6. Grodstein and colleagues (2000) reported on the relationship between duration, dose, and type of postmenopausal hormone therapy and the risk of coronary heart disease in women. Subjects in the study were selected from the Nurses' Health Study originally completed in 1976; the study included 120,000 married female registered nurses, aged 30–55. The original survey provided information on the subjects' age, parental history of myocardial infarction, smoking status, height, weight, use of oral contraceptives or postmenopausal hormones, and history of myocardial infarction or angina pectoris, diabetes, hypertension, or high serum cholesterol levels. Follow-up surveys were every 2 years thereafter.
7. Thomas and coworkers (2002) designed a study to examine the diagnostic accuracy of three physical signs (Kernig's sign, Brudzinski's sign, nuchal rigidity) for diagnosing meningitis. A total of 297 adults with suspected meningitis underwent lumbar puncture, and the results were compared with the three physical signs.
8. Kreder and colleagues (2003) studied the effect of provider volume on complication rates after total knee arthroplasty in patients. Subjects were in a national database, and it was used to obtain information about complications, infection rates, and mortality. Low provider volume was related to length of stay in hospital but not to other complications.
9. Sagawa and colleagues (2003) were interested in the efficacy of sputum cytology in a mass screening program for the early detection of lung cancer. The results from an earlier screening program were compared for patients with lung cancer and subjects without lung cancer.

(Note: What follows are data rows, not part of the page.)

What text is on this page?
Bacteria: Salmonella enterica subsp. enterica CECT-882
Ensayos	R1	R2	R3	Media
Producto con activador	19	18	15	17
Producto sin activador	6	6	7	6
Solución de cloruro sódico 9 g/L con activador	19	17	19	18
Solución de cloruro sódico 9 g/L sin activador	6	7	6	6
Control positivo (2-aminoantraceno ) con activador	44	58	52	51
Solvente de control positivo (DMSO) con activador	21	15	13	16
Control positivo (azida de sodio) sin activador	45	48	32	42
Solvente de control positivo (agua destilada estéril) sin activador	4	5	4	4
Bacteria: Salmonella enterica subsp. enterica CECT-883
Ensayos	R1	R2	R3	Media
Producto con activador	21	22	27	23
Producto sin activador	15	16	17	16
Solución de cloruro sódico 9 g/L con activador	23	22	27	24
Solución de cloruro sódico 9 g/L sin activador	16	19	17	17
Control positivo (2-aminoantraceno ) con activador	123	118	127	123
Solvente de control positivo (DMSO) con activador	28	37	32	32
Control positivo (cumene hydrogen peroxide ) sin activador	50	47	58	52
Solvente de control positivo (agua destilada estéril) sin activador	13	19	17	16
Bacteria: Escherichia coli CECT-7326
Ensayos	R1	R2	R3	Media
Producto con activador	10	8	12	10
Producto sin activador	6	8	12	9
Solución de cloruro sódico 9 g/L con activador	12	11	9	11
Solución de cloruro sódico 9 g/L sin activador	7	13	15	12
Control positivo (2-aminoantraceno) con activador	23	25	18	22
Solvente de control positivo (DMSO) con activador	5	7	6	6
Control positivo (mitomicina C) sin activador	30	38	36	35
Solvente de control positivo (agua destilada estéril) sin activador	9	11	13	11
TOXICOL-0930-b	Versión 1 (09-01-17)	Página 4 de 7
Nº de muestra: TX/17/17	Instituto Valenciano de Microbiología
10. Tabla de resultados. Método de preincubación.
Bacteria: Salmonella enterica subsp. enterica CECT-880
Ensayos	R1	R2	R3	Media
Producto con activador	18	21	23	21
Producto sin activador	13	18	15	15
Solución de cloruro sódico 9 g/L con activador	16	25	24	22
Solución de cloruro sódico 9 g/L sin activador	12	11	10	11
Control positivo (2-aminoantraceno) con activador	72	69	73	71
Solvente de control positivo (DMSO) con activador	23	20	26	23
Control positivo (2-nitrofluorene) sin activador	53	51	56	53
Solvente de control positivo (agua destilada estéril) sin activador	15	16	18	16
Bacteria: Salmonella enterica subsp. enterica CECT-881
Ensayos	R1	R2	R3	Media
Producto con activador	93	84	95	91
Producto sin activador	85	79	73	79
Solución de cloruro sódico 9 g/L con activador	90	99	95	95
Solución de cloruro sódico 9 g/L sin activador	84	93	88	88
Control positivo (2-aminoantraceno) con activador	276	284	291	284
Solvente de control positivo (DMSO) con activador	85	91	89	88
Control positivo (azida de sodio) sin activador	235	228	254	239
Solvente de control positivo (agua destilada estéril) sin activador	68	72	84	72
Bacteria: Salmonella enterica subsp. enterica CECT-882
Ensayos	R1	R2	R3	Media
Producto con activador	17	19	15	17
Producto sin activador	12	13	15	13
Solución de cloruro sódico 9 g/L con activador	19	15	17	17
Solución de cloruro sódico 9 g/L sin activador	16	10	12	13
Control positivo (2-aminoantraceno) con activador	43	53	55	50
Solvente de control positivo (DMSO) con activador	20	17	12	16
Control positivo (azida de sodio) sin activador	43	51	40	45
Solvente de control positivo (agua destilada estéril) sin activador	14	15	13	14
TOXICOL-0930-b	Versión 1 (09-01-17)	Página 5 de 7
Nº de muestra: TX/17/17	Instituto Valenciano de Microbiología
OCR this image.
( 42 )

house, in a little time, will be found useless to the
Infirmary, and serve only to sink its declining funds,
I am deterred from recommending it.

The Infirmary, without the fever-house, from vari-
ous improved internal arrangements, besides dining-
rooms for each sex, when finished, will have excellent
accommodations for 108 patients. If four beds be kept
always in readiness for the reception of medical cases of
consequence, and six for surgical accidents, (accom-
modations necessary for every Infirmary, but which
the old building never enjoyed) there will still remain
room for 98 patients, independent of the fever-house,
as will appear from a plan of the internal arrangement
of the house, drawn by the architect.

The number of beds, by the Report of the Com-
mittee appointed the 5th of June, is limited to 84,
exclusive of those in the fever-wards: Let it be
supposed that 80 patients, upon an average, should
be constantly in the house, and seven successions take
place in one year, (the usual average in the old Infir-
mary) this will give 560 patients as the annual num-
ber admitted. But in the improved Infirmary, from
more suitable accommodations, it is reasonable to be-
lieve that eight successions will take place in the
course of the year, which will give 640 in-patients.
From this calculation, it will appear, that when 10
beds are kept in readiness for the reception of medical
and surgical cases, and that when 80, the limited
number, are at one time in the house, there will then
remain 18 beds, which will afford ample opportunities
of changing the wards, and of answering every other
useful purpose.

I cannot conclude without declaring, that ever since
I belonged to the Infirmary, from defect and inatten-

10. Group Exercise. The abuse of phenacetin, a common ingredient of analgesic drugs, can lead to kidney disease. There is also evidence that use of salicylate provides protection against cardiovascular disease. How would you design a study to examine the effects of these two drugs on mortality due to different causes and on cardiovascular morbidity?
11. Group Exercise. Select a study with an interesting topic, either one of the studies referred to in this chapter or from a current journal. Carefully examine the research question and decide which study design would be optimal to answer the question. Is that the study design used by the investigators? If so, were the investigators attentive to potential problems identified in this chapter? If not, what are the reasons for the study design used? Do they make sense?